I am surprised how many times I learn something for the second time.
At a CAS meeting several years ago, Dr. Fred Ray Lybrand made a presentation about motivation. The thrust of his speech was that a plan needs to include a time limit or a deadline in order to instill motivation. If you think you will have all the time in the world to do something, you’ll not be very motivated to do it. Over time, I had forgotten that concept, until a cancelled business trip brought it to mind.
I had been preparing for a business trip that was to take me out of town for a week. My wife, Diane, wanted me to wrap up a lot of unfinished tasks before I left. I thought I had all summer to get them done. She wanted me to fertilize the grass (spring weed and feed), stock up on some grocery items, take care of our leaking dishwasher (that’s another story!) and finish our income taxes (that’s another story as well!). I also had to get my suit cleaned, get a haircut and start packing.
One of the other things I needed to do before I left was getting a new mobile phone; the old one wouldn’t hold a charge for very long. I didn’t want to be half-way across the country with an unreliable phone, so I spent the obligatory half day purchasing a new one and having the information transferred from the old to new phone. The new phone had a different operating system, and many of the settings were in new places. It didn’t even have the same buttons as the old one. Some of the applications needed the passwords reloaded. (How do I freeze the orientation of the screen? I didn’t realize how much customization I did on my old phone until I got the new one.)
You have likely encountered the days-long learning process, and I got my new phone only days before I was to travel. I don’t change phones until I have to because of all the new things I have to learn on the new one. I trade “learn a little frequently” for “learn a lot infrequently” when it comes to cell phones. Now I was paying the price.
I got my suit cleaned and a haircut and started packing.
On the Friday before I was to travel, I got an email informing me that the meeting was postponed for a few months. In the week before the trip, I had finished a lot of tasks I wasn’t expecting to get taken care of until “whenever.”
I had a lot of loose ends I wasn’t expecting to get taken care of that soon.
And it made me think.
The only thing about the week before my trip was the deadline for some undone tasks. I was just as busy, and completing them made me work harder and longer. I got more done in that week than in many of the weeks leading up to it.

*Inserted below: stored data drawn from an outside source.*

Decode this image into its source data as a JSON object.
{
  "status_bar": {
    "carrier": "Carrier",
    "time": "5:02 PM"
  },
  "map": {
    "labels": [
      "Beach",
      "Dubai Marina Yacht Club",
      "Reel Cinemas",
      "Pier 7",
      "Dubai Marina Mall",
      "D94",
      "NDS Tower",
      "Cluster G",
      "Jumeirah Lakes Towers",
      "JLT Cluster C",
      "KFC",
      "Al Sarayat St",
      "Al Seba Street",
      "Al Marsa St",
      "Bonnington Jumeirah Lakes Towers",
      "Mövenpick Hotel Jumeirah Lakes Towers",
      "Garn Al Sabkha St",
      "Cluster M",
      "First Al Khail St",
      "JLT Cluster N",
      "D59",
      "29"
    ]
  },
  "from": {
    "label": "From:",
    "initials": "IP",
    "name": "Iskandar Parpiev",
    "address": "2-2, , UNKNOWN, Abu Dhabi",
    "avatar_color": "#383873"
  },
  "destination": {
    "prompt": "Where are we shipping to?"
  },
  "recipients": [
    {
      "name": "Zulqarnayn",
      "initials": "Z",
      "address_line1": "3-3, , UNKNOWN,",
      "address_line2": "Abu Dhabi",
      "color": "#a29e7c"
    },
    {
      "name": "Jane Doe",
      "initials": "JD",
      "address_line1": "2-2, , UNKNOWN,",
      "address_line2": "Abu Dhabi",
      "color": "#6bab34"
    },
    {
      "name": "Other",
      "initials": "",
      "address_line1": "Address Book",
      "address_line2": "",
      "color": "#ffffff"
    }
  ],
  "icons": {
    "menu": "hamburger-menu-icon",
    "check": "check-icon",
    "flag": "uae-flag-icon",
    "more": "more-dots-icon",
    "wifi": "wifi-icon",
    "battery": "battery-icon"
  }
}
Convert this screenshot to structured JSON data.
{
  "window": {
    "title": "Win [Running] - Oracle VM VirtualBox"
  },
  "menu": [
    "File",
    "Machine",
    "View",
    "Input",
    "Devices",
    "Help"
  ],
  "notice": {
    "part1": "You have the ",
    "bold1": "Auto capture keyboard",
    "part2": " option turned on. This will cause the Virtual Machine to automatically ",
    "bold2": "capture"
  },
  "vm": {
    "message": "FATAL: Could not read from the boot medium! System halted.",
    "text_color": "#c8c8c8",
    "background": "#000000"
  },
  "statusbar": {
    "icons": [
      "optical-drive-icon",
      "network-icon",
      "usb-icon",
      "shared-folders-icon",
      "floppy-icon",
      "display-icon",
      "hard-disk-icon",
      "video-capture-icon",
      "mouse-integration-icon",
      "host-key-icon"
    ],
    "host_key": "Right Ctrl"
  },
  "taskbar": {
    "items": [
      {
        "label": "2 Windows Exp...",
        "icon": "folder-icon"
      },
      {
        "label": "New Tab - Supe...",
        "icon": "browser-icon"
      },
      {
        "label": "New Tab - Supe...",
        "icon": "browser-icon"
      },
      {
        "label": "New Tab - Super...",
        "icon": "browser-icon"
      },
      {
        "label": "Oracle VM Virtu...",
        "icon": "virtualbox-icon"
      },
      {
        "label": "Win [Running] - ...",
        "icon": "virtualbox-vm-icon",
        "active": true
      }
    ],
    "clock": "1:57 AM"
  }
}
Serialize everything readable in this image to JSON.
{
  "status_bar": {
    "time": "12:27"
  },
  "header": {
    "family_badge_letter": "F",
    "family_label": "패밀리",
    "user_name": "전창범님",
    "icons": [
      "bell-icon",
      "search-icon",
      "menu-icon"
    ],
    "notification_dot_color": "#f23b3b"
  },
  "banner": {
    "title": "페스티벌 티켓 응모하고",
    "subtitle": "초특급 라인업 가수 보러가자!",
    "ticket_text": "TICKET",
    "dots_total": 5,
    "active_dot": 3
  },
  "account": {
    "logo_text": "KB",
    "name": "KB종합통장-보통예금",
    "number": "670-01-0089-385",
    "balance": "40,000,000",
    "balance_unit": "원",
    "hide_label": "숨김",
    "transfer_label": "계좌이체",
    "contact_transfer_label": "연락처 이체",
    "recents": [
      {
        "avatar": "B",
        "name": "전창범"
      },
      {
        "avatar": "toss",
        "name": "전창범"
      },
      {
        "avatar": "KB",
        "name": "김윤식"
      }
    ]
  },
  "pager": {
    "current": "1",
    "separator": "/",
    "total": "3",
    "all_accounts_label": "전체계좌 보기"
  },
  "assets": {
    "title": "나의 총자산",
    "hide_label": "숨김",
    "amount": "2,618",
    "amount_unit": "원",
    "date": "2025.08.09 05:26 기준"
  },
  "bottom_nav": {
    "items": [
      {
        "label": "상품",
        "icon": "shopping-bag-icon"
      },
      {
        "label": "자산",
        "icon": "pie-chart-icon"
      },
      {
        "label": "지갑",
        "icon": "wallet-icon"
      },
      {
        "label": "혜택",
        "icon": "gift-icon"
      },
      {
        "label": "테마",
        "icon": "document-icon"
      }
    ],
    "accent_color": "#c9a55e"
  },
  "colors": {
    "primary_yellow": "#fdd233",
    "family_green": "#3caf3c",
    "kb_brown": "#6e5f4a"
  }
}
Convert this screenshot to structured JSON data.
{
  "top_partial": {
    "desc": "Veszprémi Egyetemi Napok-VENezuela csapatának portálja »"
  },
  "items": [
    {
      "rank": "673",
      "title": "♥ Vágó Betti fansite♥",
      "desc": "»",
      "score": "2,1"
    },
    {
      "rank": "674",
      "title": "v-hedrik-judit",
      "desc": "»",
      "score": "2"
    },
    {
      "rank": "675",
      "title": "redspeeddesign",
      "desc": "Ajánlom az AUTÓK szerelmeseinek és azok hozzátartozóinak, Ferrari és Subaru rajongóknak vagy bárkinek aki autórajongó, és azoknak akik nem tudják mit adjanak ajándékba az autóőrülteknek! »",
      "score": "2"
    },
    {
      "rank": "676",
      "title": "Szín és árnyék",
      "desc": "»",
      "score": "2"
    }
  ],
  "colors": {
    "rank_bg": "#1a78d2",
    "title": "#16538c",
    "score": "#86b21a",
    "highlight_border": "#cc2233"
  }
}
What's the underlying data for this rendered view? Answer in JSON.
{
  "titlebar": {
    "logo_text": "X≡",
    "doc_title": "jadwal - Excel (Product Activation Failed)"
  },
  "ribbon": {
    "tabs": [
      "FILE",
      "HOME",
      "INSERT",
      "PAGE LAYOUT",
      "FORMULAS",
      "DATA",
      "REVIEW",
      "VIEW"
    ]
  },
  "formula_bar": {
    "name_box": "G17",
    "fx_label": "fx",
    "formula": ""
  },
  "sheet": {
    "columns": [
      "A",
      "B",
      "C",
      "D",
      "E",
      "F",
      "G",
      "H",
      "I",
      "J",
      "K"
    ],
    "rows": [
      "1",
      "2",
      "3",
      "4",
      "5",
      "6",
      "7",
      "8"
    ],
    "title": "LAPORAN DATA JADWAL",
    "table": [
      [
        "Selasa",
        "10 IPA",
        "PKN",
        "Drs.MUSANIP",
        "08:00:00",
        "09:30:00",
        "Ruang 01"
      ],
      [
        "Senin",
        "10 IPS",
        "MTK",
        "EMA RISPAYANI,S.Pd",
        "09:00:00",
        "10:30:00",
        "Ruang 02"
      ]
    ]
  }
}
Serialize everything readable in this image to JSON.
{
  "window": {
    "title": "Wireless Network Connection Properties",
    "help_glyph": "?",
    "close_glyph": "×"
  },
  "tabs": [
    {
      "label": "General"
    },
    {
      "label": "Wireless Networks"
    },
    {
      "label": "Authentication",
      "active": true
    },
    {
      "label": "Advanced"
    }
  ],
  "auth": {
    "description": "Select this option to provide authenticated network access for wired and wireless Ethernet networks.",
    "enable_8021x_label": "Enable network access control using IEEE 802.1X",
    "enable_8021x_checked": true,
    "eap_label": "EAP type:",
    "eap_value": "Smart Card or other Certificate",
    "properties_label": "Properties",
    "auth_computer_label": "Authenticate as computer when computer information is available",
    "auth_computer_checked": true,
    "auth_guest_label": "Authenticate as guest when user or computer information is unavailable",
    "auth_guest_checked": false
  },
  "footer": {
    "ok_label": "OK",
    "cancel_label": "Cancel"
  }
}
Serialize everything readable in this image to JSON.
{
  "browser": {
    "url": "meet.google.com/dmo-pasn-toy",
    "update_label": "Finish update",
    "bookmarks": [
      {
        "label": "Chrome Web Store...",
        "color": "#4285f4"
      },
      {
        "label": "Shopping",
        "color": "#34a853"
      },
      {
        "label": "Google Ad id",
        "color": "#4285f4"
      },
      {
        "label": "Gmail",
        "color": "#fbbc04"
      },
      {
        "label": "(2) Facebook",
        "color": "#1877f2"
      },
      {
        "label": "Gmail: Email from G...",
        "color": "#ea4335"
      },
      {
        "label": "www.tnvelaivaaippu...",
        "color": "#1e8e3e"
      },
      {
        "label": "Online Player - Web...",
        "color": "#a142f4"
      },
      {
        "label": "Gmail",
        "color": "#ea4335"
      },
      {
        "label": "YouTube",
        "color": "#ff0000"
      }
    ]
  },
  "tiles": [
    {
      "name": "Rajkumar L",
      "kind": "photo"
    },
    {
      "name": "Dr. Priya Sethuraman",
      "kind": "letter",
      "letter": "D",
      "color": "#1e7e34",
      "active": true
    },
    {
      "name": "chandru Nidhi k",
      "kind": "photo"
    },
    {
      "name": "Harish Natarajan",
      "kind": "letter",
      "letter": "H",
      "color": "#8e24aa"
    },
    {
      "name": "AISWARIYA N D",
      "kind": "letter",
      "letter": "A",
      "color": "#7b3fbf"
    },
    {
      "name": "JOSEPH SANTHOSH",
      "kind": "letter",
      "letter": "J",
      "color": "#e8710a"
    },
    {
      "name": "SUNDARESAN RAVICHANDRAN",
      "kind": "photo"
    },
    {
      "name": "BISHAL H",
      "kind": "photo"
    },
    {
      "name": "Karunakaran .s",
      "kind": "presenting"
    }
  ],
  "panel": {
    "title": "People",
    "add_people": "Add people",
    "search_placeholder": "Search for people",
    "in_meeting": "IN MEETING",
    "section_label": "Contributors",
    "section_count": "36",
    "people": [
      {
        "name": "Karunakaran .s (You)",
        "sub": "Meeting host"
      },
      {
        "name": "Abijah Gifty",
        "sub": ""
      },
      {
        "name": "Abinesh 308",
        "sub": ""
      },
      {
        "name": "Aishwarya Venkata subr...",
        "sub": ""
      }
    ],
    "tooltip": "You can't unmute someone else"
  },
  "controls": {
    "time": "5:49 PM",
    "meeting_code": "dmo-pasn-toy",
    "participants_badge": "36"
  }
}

I also wondered how many tasks got bigger as I delayed doing them. When I cut the lawn in the backyard, I don’t use the bagger if the grass is short. But if I wait too long, I bag it to keep the cut grass from piling up on the lawn. Waiting to cut the yard makes the task take longer.
I picked up Lybrand’s book, The One Success Habit (You Can’t Do Without),[1] and found on page 37 that motivation includes a time limit: If you think you will have all the time in the world to do something, you’ll not be very motivated to do it. My list of items had a time limit, and it motivated me.
I have tried to set my own deadlines for things, but it is too easy to simply move the deadline as it approaches. I am not a very good person for me to be accountable to. A hard deadline, like a business trip, works better, as it is immovable. The fact that Diane wanted me to do some of those chores before I traveled added another level of finality to the deadline.
It seems funny that we “learn” things only to later allow those learnings to lapse into forgetfulness. I had read Lybrand’s book years ago and applied his “motivation-requires-a-deadline” concept for quite some time. But I had allowed that idea to fade, only to rediscover it after a trip was cancelled.
Deadlines help motivate, and re-reading notes and books can help renew useful habits.
Postscripts
Leaky dishwasher. When our dishwasher started leaking, we looked for a replacement. Unfortunately, we could not find one to our satisfaction that would be delivered before my trip. My interim solution for the leak was to place a jelly roll pan below the dishwasher that I emptied after each wash. But I didn’t want Diane to get down on her hands and knees to do that while I was gone. I needed an alternative solution. I cut a hole in the side of the pan, ran a hose through the floor to a bucket in the basement and had a temporary, although ugly, solution. Sometimes, you need to be creative and make unconventional fixes, both at home and at work. We now have the replacement dishwasher installed and have removed the drip pan. How many times have we had to continue to use an old process or program while we waited for the “new and improved” one to be completed? Omitted or inaccurate data must be contended with until the new program (dishwasher) gets installed.
Income taxes. I used to do our income taxes, but several years ago they became so complicated that I hired a tax accountant to do them. I still have to get all of the materials together, however. Having done that, I needed to pick up our returns and review them before my trip. It should have been a simple thing for me, but Diane found a significant error in the returns. So, I had to go back to the accountant for a revision. That reinforced what we actuaries do — always have a qualified person check our work before sending to the client. Diane was the qualified peer reviewer and the IRS was the client.
[1] Fred Ray Lybrand, The One Success Habit (You Can’t Do Without), Kauffman Burgess Press, 2012.